Dove sono finiti gli altri soldi?

Il 2 febbraio del 2013, con Rocco Berardo, primi nella storia della Regione Lazio e di tutte le Regioni da quando hanno iniziato materialmente ad esistere nel 1970, mostrammo ai pochi giornalisti presenti in una improvvisata conferenza stampa un documento stupefacente, mai visto sino ad allora: una distinta di bonifico effettuato dal Gruppo Consiliare della Lista Bonino Pannella, Federalisti Europei al Consiglio regionale del Lazio.

Soldi che per la prima volta transitavano da un gruppo consiliare all’Istituzione, un percorso inverso a quello abituale; mai visto prima. Trecentosessantamila euro, l’avanzo dei fondi accreditati al gruppo nel corso degli anni precedenti, dal 2010 al 2012, gli anni di Fiorito e non solo, per intenderci.

Il 2 febbraio del 2013 la campagna elettorale era in corso, ma la legislatura, la IX, era praticamente finita già dall’ottobre del 2012, quando Renata Polverini annunciò le sue dimissioni in ragione degli scandali in corso, Fiorito e Maruccio certo, ma anche la assoluta mancanza di trasparenza sull’entità e le modalità di spesa dei fondi accreditati ai gruppi consiliari per il loro funzionamento.

Uno squarcio che fu aperto, molto prima che esplodessero le inchieste penali, dalla pubblicazione on line – ancora una volta primi in Italia – del dettaglio del bilancio del nostro gruppo.
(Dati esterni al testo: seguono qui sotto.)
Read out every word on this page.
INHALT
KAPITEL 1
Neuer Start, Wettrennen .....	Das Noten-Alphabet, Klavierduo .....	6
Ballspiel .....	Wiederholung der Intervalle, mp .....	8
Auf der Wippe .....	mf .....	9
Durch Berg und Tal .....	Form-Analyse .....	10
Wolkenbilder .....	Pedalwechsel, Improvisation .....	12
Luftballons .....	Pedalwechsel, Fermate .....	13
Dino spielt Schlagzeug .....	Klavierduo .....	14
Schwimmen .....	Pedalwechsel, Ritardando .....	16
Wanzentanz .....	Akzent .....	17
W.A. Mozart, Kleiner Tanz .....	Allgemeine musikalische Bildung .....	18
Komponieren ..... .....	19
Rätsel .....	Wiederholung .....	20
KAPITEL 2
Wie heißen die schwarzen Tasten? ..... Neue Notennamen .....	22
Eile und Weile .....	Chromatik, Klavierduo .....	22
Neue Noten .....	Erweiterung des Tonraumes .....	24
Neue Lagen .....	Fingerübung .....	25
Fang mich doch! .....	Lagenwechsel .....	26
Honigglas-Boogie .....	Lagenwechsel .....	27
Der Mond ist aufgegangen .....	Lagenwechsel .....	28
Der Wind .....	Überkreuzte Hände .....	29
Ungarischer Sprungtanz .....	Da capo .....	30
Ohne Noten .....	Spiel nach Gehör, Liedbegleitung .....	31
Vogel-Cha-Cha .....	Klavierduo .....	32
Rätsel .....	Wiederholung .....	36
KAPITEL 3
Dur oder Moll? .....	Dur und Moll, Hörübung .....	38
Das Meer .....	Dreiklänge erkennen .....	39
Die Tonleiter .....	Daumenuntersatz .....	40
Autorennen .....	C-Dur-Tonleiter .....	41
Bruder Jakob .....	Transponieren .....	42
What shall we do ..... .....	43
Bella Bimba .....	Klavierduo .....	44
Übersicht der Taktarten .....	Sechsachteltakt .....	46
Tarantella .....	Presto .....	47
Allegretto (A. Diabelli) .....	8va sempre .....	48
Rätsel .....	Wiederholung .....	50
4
Quando la notizia venne ripresa dai giornali ebbe inizio la valanga che a tutt’oggi non ha ancora esaurito i suoi effetti. Indignazione popolare, inchieste giornalistiche, decreti del governo Monti per porre un argine alle spese pazze dei Consigli regionali e la Guardia di Finanza entrata in ben 16 Consiglio regionali.

Il 2 febbraio del 2013 ponemmo delle domande: cosa ne hanno fatto gli altri gruppi, nelle precedenti legislature, dei soldi avanzati? Possibile che abbiano speso sempre fino all’ultimo centesimo? E cosa ne hanno fatto dei denari avanzati i gruppi uscenti della IX legislatura?